1. How do you feel about running to catch a bus?

a) No problem, I wouldn’t even break a sweat.

b) I’d do it if I had to… but it might take me a few minutes to catch my breath.

c) I haven’t run in years so I wouldn’t even try.

2. How many sit-ups can you manage?

a) How many do you want me to do?

b) Probably around 10 but I haven’t tried recently.

c) I only do sit-downs, not sit-ups.

3.How frequently do you do aerobic exercise (running, swimming, fast walking or an activity that gets your heart going and makes you a little breathless)?

a) Four or five times a week for half an hour or more at a time (and totalling more than 150 minutes).

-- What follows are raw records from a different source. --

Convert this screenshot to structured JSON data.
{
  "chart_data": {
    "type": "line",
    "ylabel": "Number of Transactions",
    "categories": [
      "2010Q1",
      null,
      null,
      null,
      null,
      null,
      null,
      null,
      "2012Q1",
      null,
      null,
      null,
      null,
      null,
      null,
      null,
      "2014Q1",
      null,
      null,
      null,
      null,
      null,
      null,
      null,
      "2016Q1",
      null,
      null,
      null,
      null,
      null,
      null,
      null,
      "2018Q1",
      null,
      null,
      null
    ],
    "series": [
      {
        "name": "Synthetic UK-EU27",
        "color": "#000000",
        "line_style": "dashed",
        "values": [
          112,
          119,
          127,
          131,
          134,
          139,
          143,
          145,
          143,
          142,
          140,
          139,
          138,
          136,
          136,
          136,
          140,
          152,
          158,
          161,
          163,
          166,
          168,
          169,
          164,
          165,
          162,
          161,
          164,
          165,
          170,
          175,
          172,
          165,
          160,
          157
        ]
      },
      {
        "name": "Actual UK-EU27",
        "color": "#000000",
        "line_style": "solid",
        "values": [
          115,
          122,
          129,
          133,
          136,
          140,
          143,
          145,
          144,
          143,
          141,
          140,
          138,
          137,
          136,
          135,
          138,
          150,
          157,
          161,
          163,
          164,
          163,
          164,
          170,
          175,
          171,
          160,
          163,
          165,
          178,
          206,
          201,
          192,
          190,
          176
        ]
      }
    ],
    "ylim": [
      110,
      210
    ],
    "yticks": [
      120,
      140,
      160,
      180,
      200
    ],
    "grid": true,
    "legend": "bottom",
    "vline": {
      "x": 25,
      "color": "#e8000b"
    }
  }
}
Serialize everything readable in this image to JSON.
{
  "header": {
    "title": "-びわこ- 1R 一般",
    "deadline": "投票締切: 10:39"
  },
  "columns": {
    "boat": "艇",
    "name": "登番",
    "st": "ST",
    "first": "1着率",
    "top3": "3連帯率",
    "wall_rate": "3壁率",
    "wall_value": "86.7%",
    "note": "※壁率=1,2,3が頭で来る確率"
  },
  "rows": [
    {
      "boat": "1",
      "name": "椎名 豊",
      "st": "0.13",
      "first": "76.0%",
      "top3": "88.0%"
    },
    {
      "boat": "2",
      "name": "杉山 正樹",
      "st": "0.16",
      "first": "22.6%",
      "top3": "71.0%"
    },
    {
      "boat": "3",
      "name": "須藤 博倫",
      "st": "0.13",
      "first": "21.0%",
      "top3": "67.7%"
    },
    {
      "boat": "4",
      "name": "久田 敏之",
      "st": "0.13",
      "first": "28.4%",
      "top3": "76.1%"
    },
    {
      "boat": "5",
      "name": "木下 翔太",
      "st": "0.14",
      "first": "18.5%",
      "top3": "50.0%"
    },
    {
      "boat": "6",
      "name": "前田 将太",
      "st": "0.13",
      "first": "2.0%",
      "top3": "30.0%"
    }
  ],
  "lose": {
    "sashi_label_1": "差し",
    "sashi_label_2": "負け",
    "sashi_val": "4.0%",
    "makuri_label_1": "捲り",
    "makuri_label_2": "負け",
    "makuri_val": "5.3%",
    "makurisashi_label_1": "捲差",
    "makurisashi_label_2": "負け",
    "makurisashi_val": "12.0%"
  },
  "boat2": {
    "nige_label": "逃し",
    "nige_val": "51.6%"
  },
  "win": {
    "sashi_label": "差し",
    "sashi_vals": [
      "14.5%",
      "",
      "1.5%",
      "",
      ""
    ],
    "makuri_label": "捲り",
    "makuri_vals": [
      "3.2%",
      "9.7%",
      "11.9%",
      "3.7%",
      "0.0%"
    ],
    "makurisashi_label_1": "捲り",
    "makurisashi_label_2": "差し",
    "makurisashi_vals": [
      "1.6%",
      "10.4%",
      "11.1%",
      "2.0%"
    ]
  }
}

b) Once or twice a week – sometimes less.

c) I tend not to.

4. How many hours a week do you spend sitting on the sofa/inactive at a desk?

a) A couple of hours max – I like to be out and about and keep myself busy.

b) Three or four hours most days.

c) I have a fairly inactive lifestyle.

5. Using the body mass index calculator, is your BMI:

a) 18.5 to 24.9

b) Below 18.5 or between 25 and 29.9

c) Above 30

How did you score?

Mostly As.

Well done, you’re ticking all the right boxes and seem to be taking your fitness seriously. You may enjoy reading our article, 6 ways to stay motivated in your exercise routine.

Mostly Bs.

If you are scoring mainly Bs (and even some Cs) it’s time to take a good look at your activity levels. Regular exercise can reduce your risk of major illnesses such as cancer, heart disease, stroke and type 2 diabetes by up to 50%1. There are plenty of ways to increase your activity levels. Try out the NHS Fitness Studio exercise videos and see also our suggestions of 10 sports to take up in 2018.

Mostly Cs.

It’s time to get serious. If you don’t have mobility issues or another very serious health condition, there is no reason not to introduce some exercise into your week right now. You’ll be doing yourself a big favour as inactivity is a silent killer and is likely to be having a detrimental effect on your body. People who are regularly physically active are 30% less likely to die early and have a 30% lower risk of dementia1. Introducing activity into your daily life is easy – see our article Get on your feet for ideas to become more active.

And for a great, back-to-fitness routine, why not try Nordic walking? It’s one of the UK’s fastest growing sports and very sociable too. Good luck.